On Thursday the folks at First Read asked who would sell out whom first, John McCain or the Republican leadership.
*** Checks and balances: Considering the state of the Republican ticket right now (not just McCain, but congressional Republicans too), which will come first: McCain beginning to campaign as the Republican check on Nancy Pelosi's power or congressional Republicans beginning to campaign as the Republican check on Barack Obama?
According to Politico's Jonathan Martin, we now have an answer to this questio:
Implying that the GOP won't win back either the House or Senate, two McCain backers this morning sounded out a new talking point by raising the specter of Democrats in control of both the Congress and White House.[...]
The comments, almost certainly coordinated, would seem to signal a new phase of the campaign.

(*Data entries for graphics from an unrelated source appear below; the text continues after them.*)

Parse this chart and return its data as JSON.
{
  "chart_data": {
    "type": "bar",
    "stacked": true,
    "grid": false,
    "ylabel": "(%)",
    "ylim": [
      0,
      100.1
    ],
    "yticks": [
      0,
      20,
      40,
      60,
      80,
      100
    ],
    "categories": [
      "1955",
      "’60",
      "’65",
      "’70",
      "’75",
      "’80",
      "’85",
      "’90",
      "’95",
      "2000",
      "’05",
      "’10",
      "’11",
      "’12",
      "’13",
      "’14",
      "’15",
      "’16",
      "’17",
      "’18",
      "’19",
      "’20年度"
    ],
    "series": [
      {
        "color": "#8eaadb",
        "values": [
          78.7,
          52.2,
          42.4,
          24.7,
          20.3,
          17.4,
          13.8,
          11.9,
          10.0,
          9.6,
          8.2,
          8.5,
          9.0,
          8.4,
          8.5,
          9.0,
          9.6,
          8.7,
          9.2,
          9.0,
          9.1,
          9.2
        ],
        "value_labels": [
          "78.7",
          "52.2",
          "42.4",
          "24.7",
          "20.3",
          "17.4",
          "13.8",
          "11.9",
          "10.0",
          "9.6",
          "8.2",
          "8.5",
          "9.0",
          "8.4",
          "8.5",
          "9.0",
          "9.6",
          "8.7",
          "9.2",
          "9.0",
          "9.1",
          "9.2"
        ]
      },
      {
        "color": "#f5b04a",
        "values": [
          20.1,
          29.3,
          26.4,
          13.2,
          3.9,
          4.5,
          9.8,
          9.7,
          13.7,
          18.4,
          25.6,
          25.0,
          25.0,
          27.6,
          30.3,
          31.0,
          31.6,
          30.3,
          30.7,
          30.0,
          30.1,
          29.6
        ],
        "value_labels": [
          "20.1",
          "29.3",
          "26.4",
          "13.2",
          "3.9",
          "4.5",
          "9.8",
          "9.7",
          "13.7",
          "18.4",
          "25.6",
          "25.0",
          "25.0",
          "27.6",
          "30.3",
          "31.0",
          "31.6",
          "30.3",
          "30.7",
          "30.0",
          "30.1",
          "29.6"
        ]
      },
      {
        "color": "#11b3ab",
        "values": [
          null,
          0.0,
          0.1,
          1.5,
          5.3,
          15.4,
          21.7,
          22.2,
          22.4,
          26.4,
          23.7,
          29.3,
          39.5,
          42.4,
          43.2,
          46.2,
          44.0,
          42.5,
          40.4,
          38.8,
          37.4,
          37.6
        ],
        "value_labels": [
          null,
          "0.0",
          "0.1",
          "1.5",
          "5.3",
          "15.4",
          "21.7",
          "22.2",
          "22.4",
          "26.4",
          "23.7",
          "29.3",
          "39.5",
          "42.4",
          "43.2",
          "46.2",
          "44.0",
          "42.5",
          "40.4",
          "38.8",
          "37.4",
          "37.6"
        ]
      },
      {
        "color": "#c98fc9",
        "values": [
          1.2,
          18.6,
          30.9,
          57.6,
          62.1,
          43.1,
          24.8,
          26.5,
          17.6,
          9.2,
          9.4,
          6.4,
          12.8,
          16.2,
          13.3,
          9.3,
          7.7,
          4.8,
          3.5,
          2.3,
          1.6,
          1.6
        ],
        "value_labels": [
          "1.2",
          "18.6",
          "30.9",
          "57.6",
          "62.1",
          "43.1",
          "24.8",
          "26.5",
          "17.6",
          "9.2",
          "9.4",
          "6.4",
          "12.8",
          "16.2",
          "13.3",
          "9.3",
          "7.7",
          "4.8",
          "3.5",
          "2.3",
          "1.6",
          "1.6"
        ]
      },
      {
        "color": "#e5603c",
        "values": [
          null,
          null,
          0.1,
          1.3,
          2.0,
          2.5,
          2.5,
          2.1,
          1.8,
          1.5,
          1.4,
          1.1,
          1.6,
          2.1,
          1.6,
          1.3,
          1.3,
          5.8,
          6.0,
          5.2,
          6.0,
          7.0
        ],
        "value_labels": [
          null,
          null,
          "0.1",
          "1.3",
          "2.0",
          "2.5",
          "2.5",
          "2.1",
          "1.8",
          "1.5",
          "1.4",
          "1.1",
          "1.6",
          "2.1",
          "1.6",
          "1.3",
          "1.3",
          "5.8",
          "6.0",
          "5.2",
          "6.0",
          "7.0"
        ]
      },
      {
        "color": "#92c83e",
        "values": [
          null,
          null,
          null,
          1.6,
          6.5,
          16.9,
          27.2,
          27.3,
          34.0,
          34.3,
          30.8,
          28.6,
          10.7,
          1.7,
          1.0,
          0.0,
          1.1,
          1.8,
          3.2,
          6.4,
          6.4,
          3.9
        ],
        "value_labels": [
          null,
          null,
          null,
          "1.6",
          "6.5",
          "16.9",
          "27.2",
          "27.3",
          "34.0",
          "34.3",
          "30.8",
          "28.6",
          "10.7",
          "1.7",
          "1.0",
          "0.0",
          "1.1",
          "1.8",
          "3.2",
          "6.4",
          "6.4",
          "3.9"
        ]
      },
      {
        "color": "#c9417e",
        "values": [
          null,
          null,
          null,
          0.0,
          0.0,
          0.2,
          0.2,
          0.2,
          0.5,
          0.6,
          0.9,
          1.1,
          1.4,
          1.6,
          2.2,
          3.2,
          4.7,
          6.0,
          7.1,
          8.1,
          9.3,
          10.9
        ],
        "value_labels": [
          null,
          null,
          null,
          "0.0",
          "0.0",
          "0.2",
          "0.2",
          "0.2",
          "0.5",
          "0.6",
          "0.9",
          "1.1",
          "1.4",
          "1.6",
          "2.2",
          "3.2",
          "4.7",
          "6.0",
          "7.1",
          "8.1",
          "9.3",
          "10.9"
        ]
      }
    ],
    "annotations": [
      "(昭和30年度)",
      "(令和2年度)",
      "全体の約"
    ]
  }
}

Few believe the GOP has any chance to reclaim either chamber of Congress. But many in the party have sought to keep a brave public face on their prospects. Now, with under a month until Election Day, McCain's campaign has apparently decided that there is more political benefit in pressing the importance of divided government than pretending the GOP can reclaim the House or Senate.
We'll have to wait and see how well this reasoning works on voters. Certainly, it has the potential to drive a wedge within the Republican Party -- both within the elites and among the base -- as the party sees its presidential nominee selling out the party's congressional leadership (we all remember how well it worked for the GOP in the 1948 election when the selling out went in the other direction). Possibly it could sway some independent voters wary of too centralized of power (though whether this argument is actually persuasive is not at all apparent to me; just because voters often elect a divided government doesn't mean they do so intentionally). Almost undoubtedly it will not be enough to fundamentally change the direction of the election.